Responding both to Steve

Responding both to Steve Kogan’s second installment on Spengler and to Mpresley’s comment – Spengler’s younger, likeminded contemporaries like Gustave Le Bon, Hermann Keyserling, and René Guénon all recognized in him a blithe survival of pre-modern thinking.  Spengler’s “physiognomic tact” belongs to his pre-modernity, as does his willingness to argue by analogy.  I respond quite positively to Mpresley’s comment that the modern notion of “causation” is impoverished and that the Aristotelian and Thomistic plural categories are indispensable for an accurate understanding of the contemporary condition.  On the other hand, one might legitimately regard Spengler as plus moderne que les modernes in the sense that he understood modernity, in all its sordidness and limitation, better than the chest-thumping, vocal “moderns” did, or do.  As I recall, Spengler wrote his dissertation on Heraclitus.  The Heraclitean phrase that “the soul is smoky and deep” also helps us to understand Spengler, who understood the paradox that “understanding” is not entirely a logical or empirical procedure.  One best understands the river, as we might say, who stands in it, feeling its currents and character while he also cerebrates about its physics and hydrology.  I have long had the sense that “modern” is another word for a lamentable dwarfism of thought.  One really has to stand on one’s tiptoes to meet Spengler on his own ground, or, for that matter, Steve Kogan.

a footnote on causation

Since these "stages and periods" are "intrinsically necessary," causality plays no part in the process, in the same sense that a musical development appears with inevitable sureness at a particular moment in the score of a master yet is in no way "caused" by the central theme.

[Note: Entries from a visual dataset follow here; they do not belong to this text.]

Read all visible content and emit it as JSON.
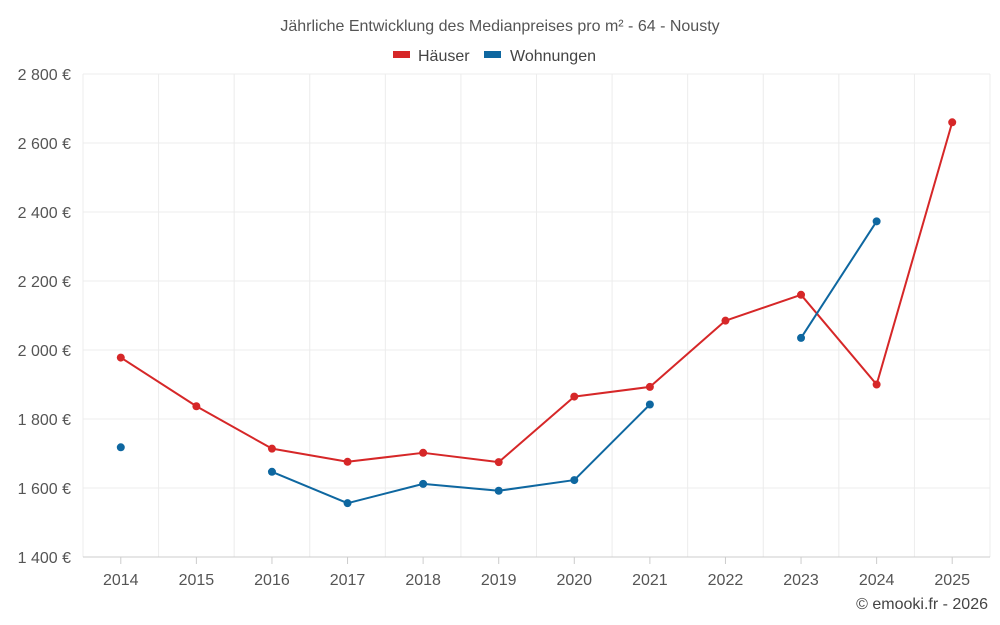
{
  "chart_data": {
    "type": "line",
    "title": "Jährliche Entwicklung des Medianpreises pro m² - 64 - Nousty",
    "xlabel": "",
    "ylabel": "",
    "categories": [
      "2014",
      "2015",
      "2016",
      "2017",
      "2018",
      "2019",
      "2020",
      "2021",
      "2022",
      "2023",
      "2024",
      "2025"
    ],
    "ylim": [
      1400,
      2800
    ],
    "yticks": [
      1400,
      1600,
      1800,
      2000,
      2200,
      2400,
      2600,
      2800
    ],
    "ytick_labels": [
      "1 400 €",
      "1 600 €",
      "1 800 €",
      "2 000 €",
      "2 200 €",
      "2 400 €",
      "2 600 €",
      "2 800 €"
    ],
    "grid": true,
    "legend_position": "top-center",
    "series": [
      {
        "name": "Häuser",
        "color": "#d62728",
        "values": [
          1978,
          1837,
          1714,
          1676,
          1702,
          1675,
          1865,
          1893,
          2085,
          2160,
          1900,
          2660
        ]
      },
      {
        "name": "Wohnungen",
        "color": "#0e67a0",
        "values": [
          1718,
          null,
          1647,
          1556,
          1612,
          1592,
          1623,
          1842,
          null,
          2035,
          2373,
          null
        ]
      }
    ],
    "credit": "© emooki.fr - 2026"
  }
}
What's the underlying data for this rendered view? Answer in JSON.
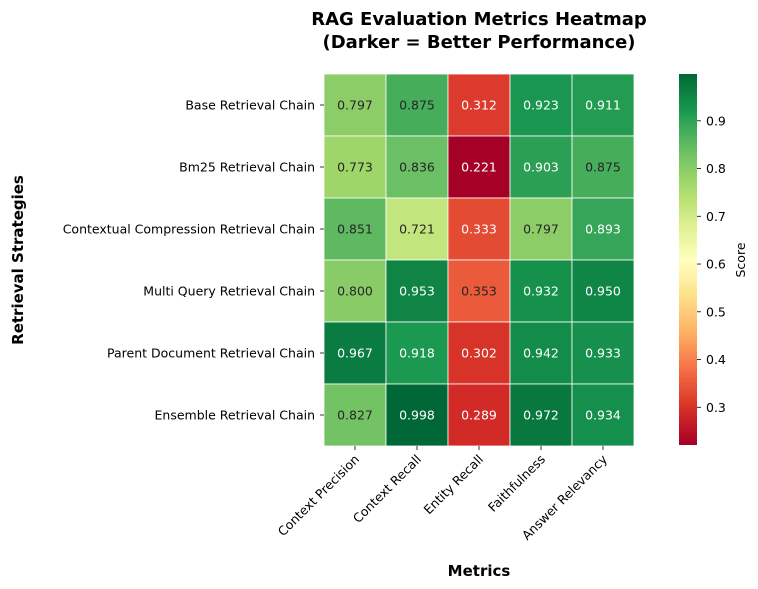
{
  "chart_data": {
    "type": "heatmap",
    "title": "RAG Evaluation Metrics Heatmap\n(Darker = Better Performance)",
    "xlabel": "Metrics",
    "ylabel": "Retrieval Strategies",
    "x_categories": [
      "Context Precision",
      "Context Recall",
      "Entity Recall",
      "Faithfulness",
      "Answer Relevancy"
    ],
    "y_categories": [
      "Base Retrieval Chain",
      "Bm25 Retrieval Chain",
      "Contextual Compression Retrieval Chain",
      "Multi Query Retrieval Chain",
      "Parent Document Retrieval Chain",
      "Ensemble Retrieval Chain"
    ],
    "values": [
      [
        0.797,
        0.875,
        0.312,
        0.923,
        0.911
      ],
      [
        0.773,
        0.836,
        0.221,
        0.903,
        0.875
      ],
      [
        0.851,
        0.721,
        0.333,
        0.797,
        0.893
      ],
      [
        0.8,
        0.953,
        0.353,
        0.932,
        0.95
      ],
      [
        0.967,
        0.918,
        0.302,
        0.942,
        0.933
      ],
      [
        0.827,
        0.998,
        0.289,
        0.972,
        0.934
      ]
    ],
    "colormap": "RdYlGn",
    "colorbar": {
      "label": "Score",
      "range": [
        0.221,
        0.998
      ],
      "ticks": [
        0.3,
        0.4,
        0.5,
        0.6,
        0.7,
        0.8,
        0.9
      ]
    }
  }
}
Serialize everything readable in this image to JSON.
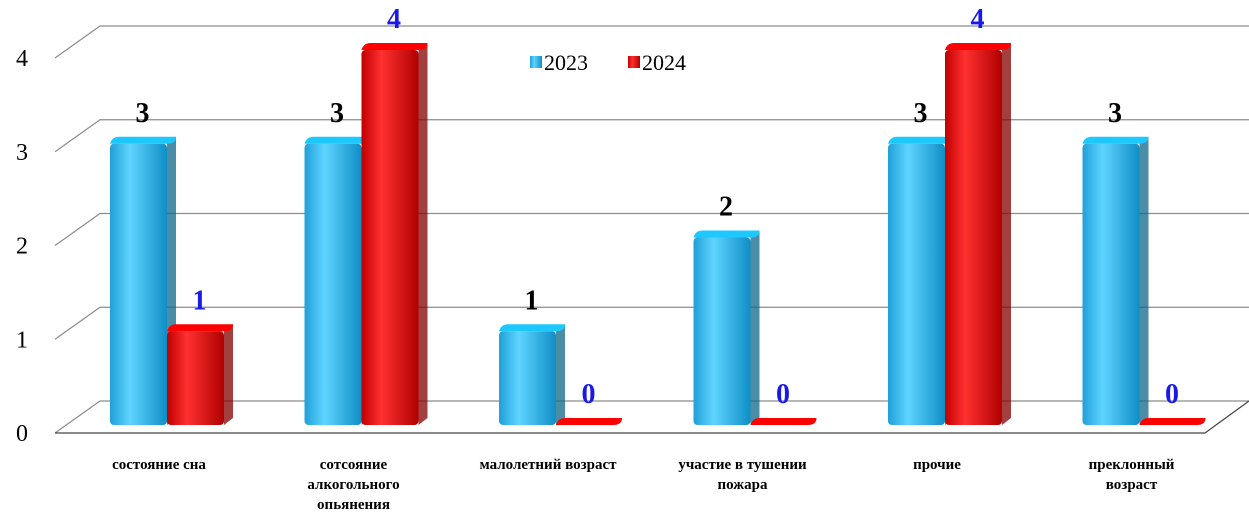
{
  "chart_data": {
    "type": "bar3d",
    "categories": [
      "состояние сна",
      "сотсояние алкогольного опьянения",
      "малолетний возраст",
      "участие в тушении пожара",
      "прочие",
      "преклонный возраст"
    ],
    "series": [
      {
        "name": "2023",
        "color": "#19aee6",
        "label_color": "#000000",
        "values": [
          3,
          3,
          1,
          2,
          3,
          3
        ]
      },
      {
        "name": "2024",
        "color": "#e00000",
        "label_color": "#1a1ae6",
        "values": [
          1,
          4,
          0,
          0,
          4,
          0
        ]
      }
    ],
    "ylim": [
      0,
      4
    ],
    "yticks": [
      0,
      1,
      2,
      3,
      4
    ],
    "grid": true,
    "legend": "top"
  }
}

This is undoubtedly true if we rely upon our usual notions of causality, and it's likely one reason Spengler's ideas are seen as strange and ascientific (taking "science" in its Enlightenment derived, but historically limited, sense). Yet if it is so could it be the result of having long ago forgotten classical notions of causality?

Most notably from Aristotle, and principal within the commentaries of Aquinas, we can be reintroduced to a greatly expanded schema. Usually we think of causation as that which the classical world understood as efficient. But we can also know causation in its formal, material, and final manifestations. The idea of final cause, the intrinsic nature of a thing as it develops over its life, and leading to its natural end (what we moderns might call a thing's evolution—but not evolution in the genetic-biological sense) may have relevance to the ideas Dr. Kogen is discussing.

Nevertheless, it cannot be denied that, for us today, the idea of final cause is a strange concept, requiring some inner work to adequately confront.